Use of System Thread in WDK WSK Sample RRS feed

  • Question

  • In the WDK WSK sample the event callbacks diligently queue operations to a system thread where the event is actually handled. I can certainly see the need for using PCASSIVE mode in some cases - such as interpreting strings and performing other operations that can only be done at IRQL == PASSIVE_LEVEL or when handling the event requires significant time.

    However, it appears to be that most of the echoing done in the WSK echo sample could actually be done at IRQL == DISPATCH_LEVEL without requiring the use of the system thread. For example, just send the echo from within the receive event callback.

    My question really is whether performing operations exclusively in the event callbacks has a performance drawback that makes using the system thread a preferred approach? IOW: Is using the thread fundamentally better than performing work in the vent handler.

    Of course, the work in the event handler would have to be brief. I am specifically interested in sending data (the same date) in a receive event handler.

    Thomas F. Divine


    Thomas F. Divine
    Friday, August 26, 2011 5:57 PM

All replies

  • OK. Let me dig into this a different way...

    The WDK WSK TCP Echo sample uses a system thread for all operations.
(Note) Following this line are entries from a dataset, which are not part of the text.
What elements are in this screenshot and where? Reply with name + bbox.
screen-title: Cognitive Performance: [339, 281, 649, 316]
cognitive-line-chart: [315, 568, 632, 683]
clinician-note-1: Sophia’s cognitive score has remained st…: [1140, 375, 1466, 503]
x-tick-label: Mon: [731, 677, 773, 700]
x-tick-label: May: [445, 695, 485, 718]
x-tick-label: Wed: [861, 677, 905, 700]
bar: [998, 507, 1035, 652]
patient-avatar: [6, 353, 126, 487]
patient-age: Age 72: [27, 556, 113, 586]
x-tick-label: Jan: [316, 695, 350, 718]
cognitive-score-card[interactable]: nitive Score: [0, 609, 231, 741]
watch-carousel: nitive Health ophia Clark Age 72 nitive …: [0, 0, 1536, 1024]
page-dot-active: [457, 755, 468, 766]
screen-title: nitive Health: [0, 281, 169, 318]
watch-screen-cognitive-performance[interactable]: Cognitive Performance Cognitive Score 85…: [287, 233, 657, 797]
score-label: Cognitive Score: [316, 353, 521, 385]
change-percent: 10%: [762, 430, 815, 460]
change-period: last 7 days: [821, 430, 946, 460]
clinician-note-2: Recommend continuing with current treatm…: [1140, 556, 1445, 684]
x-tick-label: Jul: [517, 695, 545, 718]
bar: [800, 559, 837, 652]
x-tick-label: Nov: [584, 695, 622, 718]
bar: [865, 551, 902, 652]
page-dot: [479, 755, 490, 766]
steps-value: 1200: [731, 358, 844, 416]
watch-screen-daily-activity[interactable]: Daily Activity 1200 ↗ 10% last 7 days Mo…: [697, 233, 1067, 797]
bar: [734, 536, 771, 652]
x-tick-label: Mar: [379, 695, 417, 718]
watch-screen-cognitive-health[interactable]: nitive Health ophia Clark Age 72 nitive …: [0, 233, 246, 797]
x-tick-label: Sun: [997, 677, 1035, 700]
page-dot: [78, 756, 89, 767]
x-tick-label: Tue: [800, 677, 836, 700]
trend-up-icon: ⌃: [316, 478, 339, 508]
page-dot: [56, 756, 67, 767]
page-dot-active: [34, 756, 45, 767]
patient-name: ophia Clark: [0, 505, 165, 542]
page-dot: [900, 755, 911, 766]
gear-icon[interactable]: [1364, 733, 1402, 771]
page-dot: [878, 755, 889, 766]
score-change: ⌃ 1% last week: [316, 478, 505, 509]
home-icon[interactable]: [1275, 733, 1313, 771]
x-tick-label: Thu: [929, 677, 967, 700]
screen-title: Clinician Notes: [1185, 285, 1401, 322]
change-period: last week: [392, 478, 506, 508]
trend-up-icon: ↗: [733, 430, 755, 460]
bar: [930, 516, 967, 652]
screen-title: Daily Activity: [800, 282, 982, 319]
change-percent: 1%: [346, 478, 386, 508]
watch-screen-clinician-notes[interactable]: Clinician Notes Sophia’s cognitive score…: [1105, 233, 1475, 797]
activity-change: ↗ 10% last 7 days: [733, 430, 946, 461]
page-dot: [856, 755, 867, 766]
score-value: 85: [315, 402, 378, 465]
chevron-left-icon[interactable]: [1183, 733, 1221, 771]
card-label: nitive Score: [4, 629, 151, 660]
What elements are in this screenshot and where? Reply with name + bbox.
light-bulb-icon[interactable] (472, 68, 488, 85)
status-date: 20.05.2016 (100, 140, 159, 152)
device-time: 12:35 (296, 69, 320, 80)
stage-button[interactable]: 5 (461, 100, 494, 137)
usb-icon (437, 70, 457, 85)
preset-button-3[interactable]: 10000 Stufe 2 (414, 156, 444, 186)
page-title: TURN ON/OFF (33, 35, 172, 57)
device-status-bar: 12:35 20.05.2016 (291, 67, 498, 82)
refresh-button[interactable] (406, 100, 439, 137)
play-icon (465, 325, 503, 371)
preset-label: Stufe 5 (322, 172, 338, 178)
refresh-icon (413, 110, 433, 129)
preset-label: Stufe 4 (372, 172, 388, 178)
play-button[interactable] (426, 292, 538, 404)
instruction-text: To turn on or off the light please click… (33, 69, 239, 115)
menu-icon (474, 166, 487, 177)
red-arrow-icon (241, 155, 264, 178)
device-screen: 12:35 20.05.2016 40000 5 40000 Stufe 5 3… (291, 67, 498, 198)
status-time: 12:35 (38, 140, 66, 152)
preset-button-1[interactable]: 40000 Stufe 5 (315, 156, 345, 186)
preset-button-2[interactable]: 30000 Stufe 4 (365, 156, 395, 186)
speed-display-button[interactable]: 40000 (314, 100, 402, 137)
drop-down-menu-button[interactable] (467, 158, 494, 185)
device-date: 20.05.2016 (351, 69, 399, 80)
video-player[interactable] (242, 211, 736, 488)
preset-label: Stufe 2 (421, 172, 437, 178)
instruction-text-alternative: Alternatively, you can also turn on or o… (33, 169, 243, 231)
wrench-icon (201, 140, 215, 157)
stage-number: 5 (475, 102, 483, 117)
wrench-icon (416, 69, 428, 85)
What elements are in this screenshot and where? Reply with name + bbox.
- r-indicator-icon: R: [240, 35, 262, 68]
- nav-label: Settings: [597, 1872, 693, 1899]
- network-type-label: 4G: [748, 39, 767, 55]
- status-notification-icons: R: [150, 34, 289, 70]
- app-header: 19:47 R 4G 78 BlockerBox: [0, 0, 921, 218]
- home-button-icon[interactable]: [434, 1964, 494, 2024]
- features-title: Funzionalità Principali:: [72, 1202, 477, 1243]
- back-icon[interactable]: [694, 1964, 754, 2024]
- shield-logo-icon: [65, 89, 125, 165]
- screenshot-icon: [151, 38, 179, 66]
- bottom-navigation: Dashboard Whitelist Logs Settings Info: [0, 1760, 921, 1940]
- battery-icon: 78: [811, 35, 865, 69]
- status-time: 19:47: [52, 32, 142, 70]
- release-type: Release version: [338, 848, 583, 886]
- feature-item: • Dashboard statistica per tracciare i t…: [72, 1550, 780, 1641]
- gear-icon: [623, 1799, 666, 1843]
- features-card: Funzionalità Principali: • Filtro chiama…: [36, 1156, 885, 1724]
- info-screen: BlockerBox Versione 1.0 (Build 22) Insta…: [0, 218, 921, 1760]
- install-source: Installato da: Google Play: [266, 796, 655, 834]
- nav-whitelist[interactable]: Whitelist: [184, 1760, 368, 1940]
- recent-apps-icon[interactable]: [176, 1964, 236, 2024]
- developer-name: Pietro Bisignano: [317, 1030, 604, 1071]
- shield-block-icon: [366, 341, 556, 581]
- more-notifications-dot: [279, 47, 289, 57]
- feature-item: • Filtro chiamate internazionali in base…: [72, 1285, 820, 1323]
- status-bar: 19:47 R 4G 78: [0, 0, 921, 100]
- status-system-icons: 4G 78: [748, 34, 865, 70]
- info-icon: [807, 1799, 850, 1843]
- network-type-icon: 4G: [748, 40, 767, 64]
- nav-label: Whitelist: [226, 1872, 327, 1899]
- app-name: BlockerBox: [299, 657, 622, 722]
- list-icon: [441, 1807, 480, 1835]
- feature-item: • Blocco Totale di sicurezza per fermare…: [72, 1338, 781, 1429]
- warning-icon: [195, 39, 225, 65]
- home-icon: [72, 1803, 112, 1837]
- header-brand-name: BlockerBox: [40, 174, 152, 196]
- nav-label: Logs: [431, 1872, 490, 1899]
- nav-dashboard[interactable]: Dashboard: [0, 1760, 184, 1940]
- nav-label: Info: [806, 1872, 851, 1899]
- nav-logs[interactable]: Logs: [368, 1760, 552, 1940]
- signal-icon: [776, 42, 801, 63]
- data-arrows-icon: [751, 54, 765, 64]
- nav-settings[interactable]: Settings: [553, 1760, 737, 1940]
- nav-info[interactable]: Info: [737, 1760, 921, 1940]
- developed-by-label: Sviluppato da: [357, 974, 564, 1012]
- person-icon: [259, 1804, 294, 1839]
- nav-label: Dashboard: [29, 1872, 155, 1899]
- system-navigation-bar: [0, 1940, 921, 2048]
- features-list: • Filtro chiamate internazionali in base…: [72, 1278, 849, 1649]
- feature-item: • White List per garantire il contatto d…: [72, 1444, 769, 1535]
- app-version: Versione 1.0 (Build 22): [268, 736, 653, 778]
The sample docs say:

    "The application is designed to use a single worker thread to perform all of its processing."

    The original performed the listen socket create, set option and bind sequence in the system thread and waited on a sync event at each step.

    Is there anything that prevents using a modified sequence of I/O completion callbacks that operate in arbitrary thread context?

    First start the socket creation, and in the socket creation callback (if successful) initiate setting the socket option with it's own completion callback. In the set option callback (if successful) initiate the bind operation. Finally the bind completion routine should be called.